Why is the golden ratio lurking in $(d/dx)\arctan\left( x + \frac{1}{x} \right)$
$$
= \frac{\left(\frac{1+\sqrt{5}}{2}\right)}{x^2 + \left(\frac{1+\sqrt{5}}{2}\right)^2} + \frac{\left(\frac{1-\sqrt{5}}{2}\right)}{x^2 + \left(\frac{1-\sqrt{5}}{2}\right)^2}\text{ ?}
$$
Is this merely an instance of its (unbeknownst to me) lurking everywhere, or is something special about this particular arctangent of a sum?
(An arctangent of a sum seems like a bit of a freak, though.)
(This was inspired by a related question that someone posted to http://en.wikipedia.org/wiki/Wikipedia:Reference_desk/Mathematics.)
Best Answer
"Welcome to $K_1( \mathbb{C}(t))$!"
The identity instantiates the fact that if $f(z)$ is a rational function, the complex, multivalued $\log(f(z))$ is a sum of logarithms of the linear factors of $f(z)$. This fact can be made single-valued (by differentiating the identity) and real (by taking the real or, in this case, imaginary part of the formula, i.e., symmetrizing under Gal(C/R) which replaces logarithm with arctangent).
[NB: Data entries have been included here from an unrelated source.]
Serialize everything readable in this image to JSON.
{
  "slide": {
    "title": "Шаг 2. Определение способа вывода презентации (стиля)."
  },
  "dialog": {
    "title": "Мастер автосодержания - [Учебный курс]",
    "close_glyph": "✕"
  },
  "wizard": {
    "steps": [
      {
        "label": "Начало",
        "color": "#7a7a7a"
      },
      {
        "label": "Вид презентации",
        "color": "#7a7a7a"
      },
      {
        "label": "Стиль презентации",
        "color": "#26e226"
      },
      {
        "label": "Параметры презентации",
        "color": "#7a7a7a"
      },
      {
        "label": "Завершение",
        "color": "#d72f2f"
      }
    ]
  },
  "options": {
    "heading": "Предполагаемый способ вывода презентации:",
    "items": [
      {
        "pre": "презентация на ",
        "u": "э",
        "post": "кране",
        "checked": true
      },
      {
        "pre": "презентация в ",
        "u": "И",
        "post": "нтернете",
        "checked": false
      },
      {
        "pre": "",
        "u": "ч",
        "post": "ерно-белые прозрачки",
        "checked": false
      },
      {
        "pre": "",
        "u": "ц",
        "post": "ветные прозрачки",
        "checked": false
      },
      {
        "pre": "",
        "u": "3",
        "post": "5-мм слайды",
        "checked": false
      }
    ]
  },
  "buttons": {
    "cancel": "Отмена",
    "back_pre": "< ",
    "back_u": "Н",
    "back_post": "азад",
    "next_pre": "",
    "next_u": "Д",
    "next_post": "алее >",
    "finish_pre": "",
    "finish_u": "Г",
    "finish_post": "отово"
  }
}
Specializing the fact to $f(x)=g(ix)$, where $g(x) = x^2 - x - 1$ and $x$ is real, produces the identity with the golden ratio. The imaginary part of $\log(f)$ is $(1/2i)\log(g(ix)/g(-ix))$, which can be expanded as a sum over the roots and differentiated.
(Remember also that $\arctan t = \arg (q+itq)$ for real $t$ and $q$, so that $\log f(x)$ can be evaluated without factorization, by computing real and imaginary parts of $g(ix)$. Equating the two expressions for the imaginary part of ($d\log(f)$) gives the formula in the question.)